Cette découverte ouvre la voie à une compréhension sans précédent des tout débuts de notre planète

planete magma
— © NASA / JPL-Caltech

L’analyse d’échantillons de lave crachée par un volcan sous-marin au large des côtes de Madagascar a révélé une composition chimique inhabituelle, éclairant l’histoire précoce de la Terre.

Des débuts chaotiques

Il y a environ 4,5 milliards d’années, un objet de la taille de Mars a percuté la Terre, projetant dans l’espace des débris qui auraient plus tard donné naissance à la Lune. L’impact a suffisamment réchauffé notre planète pour qu’elle se retrouve couverte d’un océan de magma global. Au cours des millions d’années qui ont suivi, la roche en fusion s’est refroidie et cristallisée, conduisant à la formation de la croûte terrestre primordiale.

Si l’on supposait largement que le manteau, épaisse couche de roche brûlante en perpétuel mouvement située sous celle-ci, avait progressivement effacé les traces chimiques d’un tel événement, des chercheurs en ont récemment identifié les premières preuves géologiques solides.

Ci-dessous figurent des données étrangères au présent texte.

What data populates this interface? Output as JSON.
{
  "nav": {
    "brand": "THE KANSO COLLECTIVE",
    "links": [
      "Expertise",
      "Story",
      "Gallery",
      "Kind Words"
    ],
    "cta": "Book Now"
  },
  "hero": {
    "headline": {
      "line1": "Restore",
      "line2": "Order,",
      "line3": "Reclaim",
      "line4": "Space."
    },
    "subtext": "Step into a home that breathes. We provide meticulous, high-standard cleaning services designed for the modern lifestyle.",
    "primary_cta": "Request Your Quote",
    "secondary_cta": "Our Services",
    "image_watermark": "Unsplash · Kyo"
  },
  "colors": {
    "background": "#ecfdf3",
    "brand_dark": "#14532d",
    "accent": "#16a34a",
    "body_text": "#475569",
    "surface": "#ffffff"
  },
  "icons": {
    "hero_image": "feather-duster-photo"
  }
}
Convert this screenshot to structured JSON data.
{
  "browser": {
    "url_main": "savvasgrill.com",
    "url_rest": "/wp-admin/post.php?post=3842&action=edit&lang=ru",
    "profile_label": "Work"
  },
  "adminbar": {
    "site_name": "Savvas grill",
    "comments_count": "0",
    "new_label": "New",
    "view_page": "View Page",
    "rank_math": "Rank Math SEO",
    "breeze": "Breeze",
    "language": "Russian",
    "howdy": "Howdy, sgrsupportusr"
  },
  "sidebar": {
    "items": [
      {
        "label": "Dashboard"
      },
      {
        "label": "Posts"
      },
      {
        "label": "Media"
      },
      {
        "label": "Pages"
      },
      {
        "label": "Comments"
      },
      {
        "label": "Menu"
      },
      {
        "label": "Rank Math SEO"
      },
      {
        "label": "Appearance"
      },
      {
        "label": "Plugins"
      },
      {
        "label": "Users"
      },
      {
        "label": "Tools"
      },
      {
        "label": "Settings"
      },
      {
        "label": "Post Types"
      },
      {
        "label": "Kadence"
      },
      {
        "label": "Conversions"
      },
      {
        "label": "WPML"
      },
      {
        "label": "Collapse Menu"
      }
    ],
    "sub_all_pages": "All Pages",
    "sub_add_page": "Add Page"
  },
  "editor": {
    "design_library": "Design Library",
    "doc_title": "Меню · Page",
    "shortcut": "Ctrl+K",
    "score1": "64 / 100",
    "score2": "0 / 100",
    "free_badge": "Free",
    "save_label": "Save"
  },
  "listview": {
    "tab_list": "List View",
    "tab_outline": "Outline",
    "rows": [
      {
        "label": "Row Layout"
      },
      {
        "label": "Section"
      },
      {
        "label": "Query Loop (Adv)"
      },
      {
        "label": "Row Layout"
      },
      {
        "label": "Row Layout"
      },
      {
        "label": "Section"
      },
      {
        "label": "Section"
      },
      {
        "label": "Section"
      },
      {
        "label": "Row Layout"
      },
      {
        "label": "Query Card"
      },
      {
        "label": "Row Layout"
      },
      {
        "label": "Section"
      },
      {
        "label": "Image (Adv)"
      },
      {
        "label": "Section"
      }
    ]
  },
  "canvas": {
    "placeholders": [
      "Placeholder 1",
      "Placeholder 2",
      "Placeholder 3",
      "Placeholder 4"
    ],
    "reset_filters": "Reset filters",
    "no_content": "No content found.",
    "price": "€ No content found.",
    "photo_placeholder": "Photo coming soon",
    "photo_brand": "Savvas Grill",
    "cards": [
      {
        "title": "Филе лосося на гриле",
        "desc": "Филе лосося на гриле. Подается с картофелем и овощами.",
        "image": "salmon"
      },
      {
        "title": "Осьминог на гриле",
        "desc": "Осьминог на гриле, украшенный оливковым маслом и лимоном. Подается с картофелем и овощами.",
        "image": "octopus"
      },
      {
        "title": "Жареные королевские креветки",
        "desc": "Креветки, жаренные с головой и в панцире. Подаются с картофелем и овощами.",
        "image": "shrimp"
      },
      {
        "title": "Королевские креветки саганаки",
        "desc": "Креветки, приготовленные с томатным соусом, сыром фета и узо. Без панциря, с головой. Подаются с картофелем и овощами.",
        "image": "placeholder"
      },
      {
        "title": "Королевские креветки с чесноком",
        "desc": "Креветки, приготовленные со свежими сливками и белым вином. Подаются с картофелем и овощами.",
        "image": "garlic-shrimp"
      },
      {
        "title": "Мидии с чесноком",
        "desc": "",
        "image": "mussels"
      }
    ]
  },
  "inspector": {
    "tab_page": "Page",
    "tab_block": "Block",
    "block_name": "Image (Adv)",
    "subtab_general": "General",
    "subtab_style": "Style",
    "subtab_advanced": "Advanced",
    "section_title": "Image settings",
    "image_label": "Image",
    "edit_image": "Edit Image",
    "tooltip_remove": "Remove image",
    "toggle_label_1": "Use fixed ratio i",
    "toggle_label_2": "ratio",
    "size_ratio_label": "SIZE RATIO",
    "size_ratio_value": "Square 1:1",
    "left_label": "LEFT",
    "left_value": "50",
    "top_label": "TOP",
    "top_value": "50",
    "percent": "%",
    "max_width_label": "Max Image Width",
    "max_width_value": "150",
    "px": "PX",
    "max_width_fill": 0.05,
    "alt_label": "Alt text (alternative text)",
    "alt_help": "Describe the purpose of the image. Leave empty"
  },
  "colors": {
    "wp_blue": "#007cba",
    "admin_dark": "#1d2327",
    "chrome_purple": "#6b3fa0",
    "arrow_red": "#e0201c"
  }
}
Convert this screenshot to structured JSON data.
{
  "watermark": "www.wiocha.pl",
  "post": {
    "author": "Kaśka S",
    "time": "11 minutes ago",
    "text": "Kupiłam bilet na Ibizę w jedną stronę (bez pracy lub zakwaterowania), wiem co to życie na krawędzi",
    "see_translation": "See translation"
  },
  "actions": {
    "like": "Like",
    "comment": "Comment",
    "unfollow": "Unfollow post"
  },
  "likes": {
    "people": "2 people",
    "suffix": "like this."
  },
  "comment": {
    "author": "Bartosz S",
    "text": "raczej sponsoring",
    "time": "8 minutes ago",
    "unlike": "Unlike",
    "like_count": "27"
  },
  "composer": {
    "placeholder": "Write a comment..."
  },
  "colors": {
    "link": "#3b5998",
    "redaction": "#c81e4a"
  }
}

En mai 2018, une série inhabituelle de séismes au large de Mayotte, entre Madagascar et le Mozambique, avait conduit à l’identification d’un nouveau volcan sous-marin, baptisé Fani Maoré, à une cinquantaine de kilomètres à l’est de l’île. Au cours des trois années suivantes, ses éruptions ont libéré assez de magma pour que Mayotte s’affaisse d’une vingtaine de centimètres.

Dans le cadre de travaux publiés dans la revue Nature, Catherine Chauvel, du CNRS, et ses collègues ont comparé la composition chimique des matériaux volcaniques émis par le Fani Maoré à celle de Mayotte. La technique de pointe utilisée a permis la mise en évidence d’infimes différences dans les concentrations d’isotopes (variantes d’un même élément chimique possédant le même nombre de protons mais un nombre différent de neutrons) de néodyme.

Manteau ancien

Selon l’équipe, le rapport néodyme-142/néodyme-144 légèrement plus élevé des échantillons du Fani Maoré indique la présence d’un fragment de manteau ancien ayant échappé à des milliards d’années de brassage, que les chercheurs pensent issu d’une région enrichie en bridgmanite, l’un des premiers minéraux à s’être cristallisés à partir de l’océan de magma primordial de la Terre.

Qualifiée de percée majeure, la mise en évidence de cette hétérogénéité chimique précoce ouvre la voie à une compréhension sans précédent des tout débuts de la Terre, pour lesquels nous disposons actuellement de preuves géologiques très limitées.

« Cela va changer beaucoup de choses [en sciences de la Terre], car nous avons désormais la preuve que des matériaux datant de 4,5 milliards d’années existent encore en quantités suffisantes pour être prélevés », conclut Chauvel.

En 2024, des chercheurs avaient découvert des vestiges de la croûte terrestre primitive en Australie.